While at first glance the decision might seem a bit odd or even a bit juvenile, it does speak to the heart of cricket. For decades kids playing pickup games in parks or playgrounds around the globe have flipped the bat to decide who will bat first. Depicting this, there’s a painting at Lord’s called Tossing for Innings by Robert James, which is one of the more famous of the many hundreds of thousands of pictures applied to canvas about the ‘gentleman’s game’.
This will, however, be the first time the bat flip has been used in professional cricket.
Instead of heads or tails, captains will now call ‘hills’ or ‘roofs’ and ‘flats’ to decide the course of play in the eighth edition of the tournament, starting on 19 December.

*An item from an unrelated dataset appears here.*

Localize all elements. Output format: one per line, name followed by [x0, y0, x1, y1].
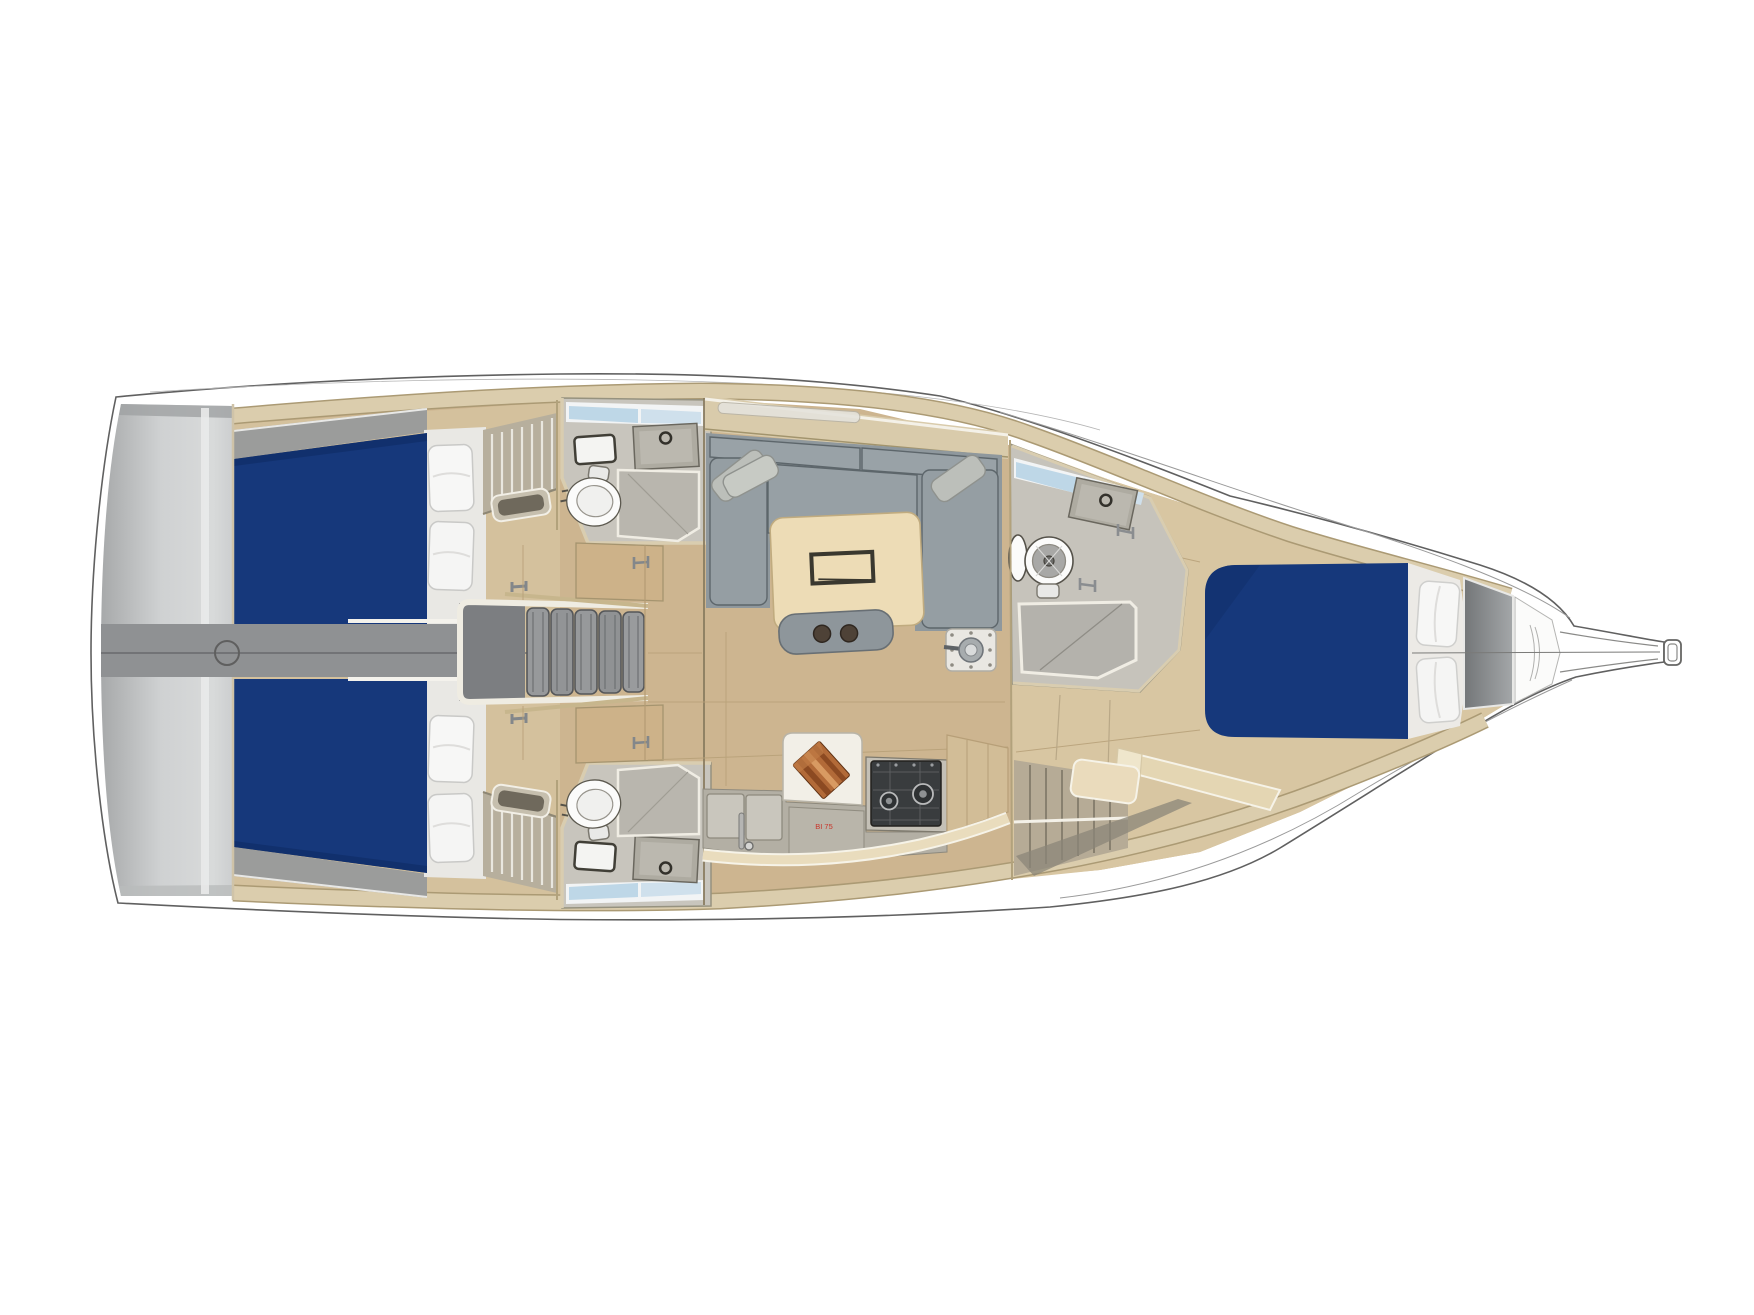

The single proviso is that the bat must make at least one full rotation, but you can expect some swashbuckling bat flipping to live up to the excitement of the Big Bash.
— cricket.com.au (@cricketcomau) December 11, 2018
Former Aussie legendary paceman Mitchell Johnson tweeted his concern about the change.
‘I’m guessing sponsors will be plastered all over the bat. What next, one hand one bounce, electric wickie, 6 & out, unless hit out of the stadium!! Let’s worry about game development & other important things that matter. Is the baggy green top priority these days?’
‘For me, it’s a great moment which reflects what BBL is about,’ said Kim McConnie, Cricket Australia’s head of the Big Bash League.
‘Some people don’t like change, but I’d also challenge people to say when was the last time anyone watched the coin toss or really focused on it to a great extent. Now we are making it much more relevant to families – we are creating a moment which is much more fitting with kids,’ added McConnie.
The recent record of certain Australians with sandpaper in hand could perhaps offer an area for teams to tamper with the bat, perhaps sanding one side more than the others to affect the flight of the bat, but McConnie has assured fans that the toss of bat (which has been designed and manufactured by Kookaburra) will be free of sandpaper and a 100% fair toss.
‘I’ve got it from great authority at our Kookaburra friends that this is a tested and weighted bat to deliver that equity.’
Kookaburra were tasked with creating a bat that was of ‘symmetrical weight’ to ensure a fair toss.
‘While Lachie is used to making custom bats with all sorts of requests for Usman Khawaja, Tim Paine and Alyssa Healy, this was quite a left-field challenge,’ said Shannon Gill, Kookaburra’s head of communications.
‘Lachie has done the job, though, and Kookaburra is excited to be part of a concept that will stir childhood memories of cricket in the backyard, schoolyard or on the beach.’